Mirror supplier Gentex can thank the German autobahn for providing it with a crucial piece of information that could give the company a huge advantage when pitching an up-and-coming technology to automakers such as BMW, Porsche and Mercedes-Benz.
The U.S. company’s full-display mirror (FDM) combines a conventional mirror with a high-tech camera monitoring system, giving the driver two different ways to see what is behind him or her.
The second image comes from a rear-facing camera, which provides a wider field of view than a conventional mirror.
Most of Gentex’s feedback about its system, which is offered in models such as the Cadillac CT6 and Range Rover Evoque, had come from customers in North America because the solution has been slow to catch on in Europe.
“Europe has been the laggard,” Brad Bosma, Gentex vice president of vision systems and dimmable glass, told Automotive News Europe.
To address this, Gentex teamed up with the Adrive Living Lab, which is part of Germany's University of Applied Sciences Kempten, to get feedback on its product from customers in Europe's largest market.
While most of the feedback from the testers in Germany matched what Gentex has heard from customers using the product in North America, the big difference was that there was more motion in the image that was created from the camera when traveling at high speeds.
Bosma said that to correct the issue Gentex can change the field of view at higher speeds and/or blur the perimeter of the image so that the driver does not see the motion.

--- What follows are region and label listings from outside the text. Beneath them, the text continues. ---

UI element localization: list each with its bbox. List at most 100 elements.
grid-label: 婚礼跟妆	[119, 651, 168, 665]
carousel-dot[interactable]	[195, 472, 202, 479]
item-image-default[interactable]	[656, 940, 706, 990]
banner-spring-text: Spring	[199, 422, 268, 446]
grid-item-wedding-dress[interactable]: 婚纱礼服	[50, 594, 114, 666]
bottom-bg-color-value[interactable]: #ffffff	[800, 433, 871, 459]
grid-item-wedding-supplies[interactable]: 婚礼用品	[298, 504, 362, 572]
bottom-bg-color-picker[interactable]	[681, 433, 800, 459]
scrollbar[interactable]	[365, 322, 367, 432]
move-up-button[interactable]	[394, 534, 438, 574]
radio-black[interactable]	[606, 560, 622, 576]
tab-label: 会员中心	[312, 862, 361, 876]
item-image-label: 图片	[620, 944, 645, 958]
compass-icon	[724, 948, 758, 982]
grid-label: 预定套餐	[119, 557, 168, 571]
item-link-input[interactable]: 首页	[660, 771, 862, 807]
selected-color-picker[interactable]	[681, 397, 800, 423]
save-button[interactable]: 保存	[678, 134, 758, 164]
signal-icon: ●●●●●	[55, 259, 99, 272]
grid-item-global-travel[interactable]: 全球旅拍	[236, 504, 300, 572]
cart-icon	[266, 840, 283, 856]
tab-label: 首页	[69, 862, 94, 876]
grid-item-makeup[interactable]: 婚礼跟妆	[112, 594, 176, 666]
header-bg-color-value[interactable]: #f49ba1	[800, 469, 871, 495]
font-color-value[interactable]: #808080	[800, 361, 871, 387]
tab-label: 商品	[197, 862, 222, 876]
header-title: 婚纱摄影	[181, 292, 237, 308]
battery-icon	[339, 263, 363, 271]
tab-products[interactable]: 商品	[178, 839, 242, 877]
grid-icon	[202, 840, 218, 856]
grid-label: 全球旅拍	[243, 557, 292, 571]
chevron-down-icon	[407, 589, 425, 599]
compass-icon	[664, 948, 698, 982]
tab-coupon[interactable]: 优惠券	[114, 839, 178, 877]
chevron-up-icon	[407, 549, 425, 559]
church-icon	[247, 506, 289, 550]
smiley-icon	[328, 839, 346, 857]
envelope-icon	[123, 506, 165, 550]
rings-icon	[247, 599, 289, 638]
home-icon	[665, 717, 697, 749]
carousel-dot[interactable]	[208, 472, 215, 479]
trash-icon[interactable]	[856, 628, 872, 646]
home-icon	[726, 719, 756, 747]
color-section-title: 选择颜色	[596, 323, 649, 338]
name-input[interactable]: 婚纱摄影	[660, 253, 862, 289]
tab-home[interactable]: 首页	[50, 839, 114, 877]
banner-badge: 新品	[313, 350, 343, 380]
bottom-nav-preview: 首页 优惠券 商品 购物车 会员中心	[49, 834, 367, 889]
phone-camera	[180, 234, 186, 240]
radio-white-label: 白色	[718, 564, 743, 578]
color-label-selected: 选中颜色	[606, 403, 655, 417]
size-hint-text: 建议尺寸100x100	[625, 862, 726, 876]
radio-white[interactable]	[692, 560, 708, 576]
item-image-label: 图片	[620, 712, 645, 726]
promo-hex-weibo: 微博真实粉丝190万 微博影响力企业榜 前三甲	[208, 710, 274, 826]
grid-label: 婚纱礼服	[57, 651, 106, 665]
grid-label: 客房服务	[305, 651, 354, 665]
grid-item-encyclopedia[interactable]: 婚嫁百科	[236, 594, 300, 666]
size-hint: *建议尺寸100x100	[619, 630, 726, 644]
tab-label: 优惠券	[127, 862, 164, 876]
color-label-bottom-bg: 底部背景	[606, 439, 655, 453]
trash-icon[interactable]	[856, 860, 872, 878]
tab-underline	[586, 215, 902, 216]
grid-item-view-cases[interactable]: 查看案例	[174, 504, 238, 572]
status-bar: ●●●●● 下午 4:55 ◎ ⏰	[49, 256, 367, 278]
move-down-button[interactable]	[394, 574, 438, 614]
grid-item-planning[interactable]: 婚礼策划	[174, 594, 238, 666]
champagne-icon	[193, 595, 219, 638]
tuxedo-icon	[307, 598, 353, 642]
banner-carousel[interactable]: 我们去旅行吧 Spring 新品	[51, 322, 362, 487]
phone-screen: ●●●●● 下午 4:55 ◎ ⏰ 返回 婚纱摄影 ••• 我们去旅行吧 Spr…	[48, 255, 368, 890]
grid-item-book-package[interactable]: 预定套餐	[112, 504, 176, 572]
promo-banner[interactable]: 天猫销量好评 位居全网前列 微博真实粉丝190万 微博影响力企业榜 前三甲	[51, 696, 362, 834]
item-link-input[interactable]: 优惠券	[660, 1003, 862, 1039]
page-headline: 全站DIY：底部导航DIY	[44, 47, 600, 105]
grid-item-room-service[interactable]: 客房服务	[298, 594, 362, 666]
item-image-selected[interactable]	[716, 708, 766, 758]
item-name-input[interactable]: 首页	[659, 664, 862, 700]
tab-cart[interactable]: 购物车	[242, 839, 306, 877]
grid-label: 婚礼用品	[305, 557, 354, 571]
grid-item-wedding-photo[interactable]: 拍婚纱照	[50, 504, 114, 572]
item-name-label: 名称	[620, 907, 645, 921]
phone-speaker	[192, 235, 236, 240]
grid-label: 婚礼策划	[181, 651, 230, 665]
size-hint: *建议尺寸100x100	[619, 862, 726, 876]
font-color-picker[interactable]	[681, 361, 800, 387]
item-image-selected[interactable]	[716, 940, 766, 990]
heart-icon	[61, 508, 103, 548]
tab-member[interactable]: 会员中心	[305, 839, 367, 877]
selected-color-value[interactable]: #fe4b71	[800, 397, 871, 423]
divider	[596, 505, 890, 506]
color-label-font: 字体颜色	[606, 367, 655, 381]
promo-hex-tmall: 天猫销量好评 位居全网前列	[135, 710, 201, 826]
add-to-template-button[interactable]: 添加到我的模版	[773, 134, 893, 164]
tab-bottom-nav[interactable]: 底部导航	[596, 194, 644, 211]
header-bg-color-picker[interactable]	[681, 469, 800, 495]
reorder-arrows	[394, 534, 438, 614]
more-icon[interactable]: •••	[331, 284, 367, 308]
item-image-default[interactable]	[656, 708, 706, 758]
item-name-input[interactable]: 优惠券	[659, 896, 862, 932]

“It’s not a huge technical challenge,” he said. “We just didn’t know we needed to do this.”
With this knowledge, Gentex will be in a better position to add German automakers to the customers it already has for the FDM, which also include Nissan, Chevrolet and Buick.
Gentex says it is the global leader for the product and it expects to deliver 500,000 FDMs this year, just four years after the product debuted.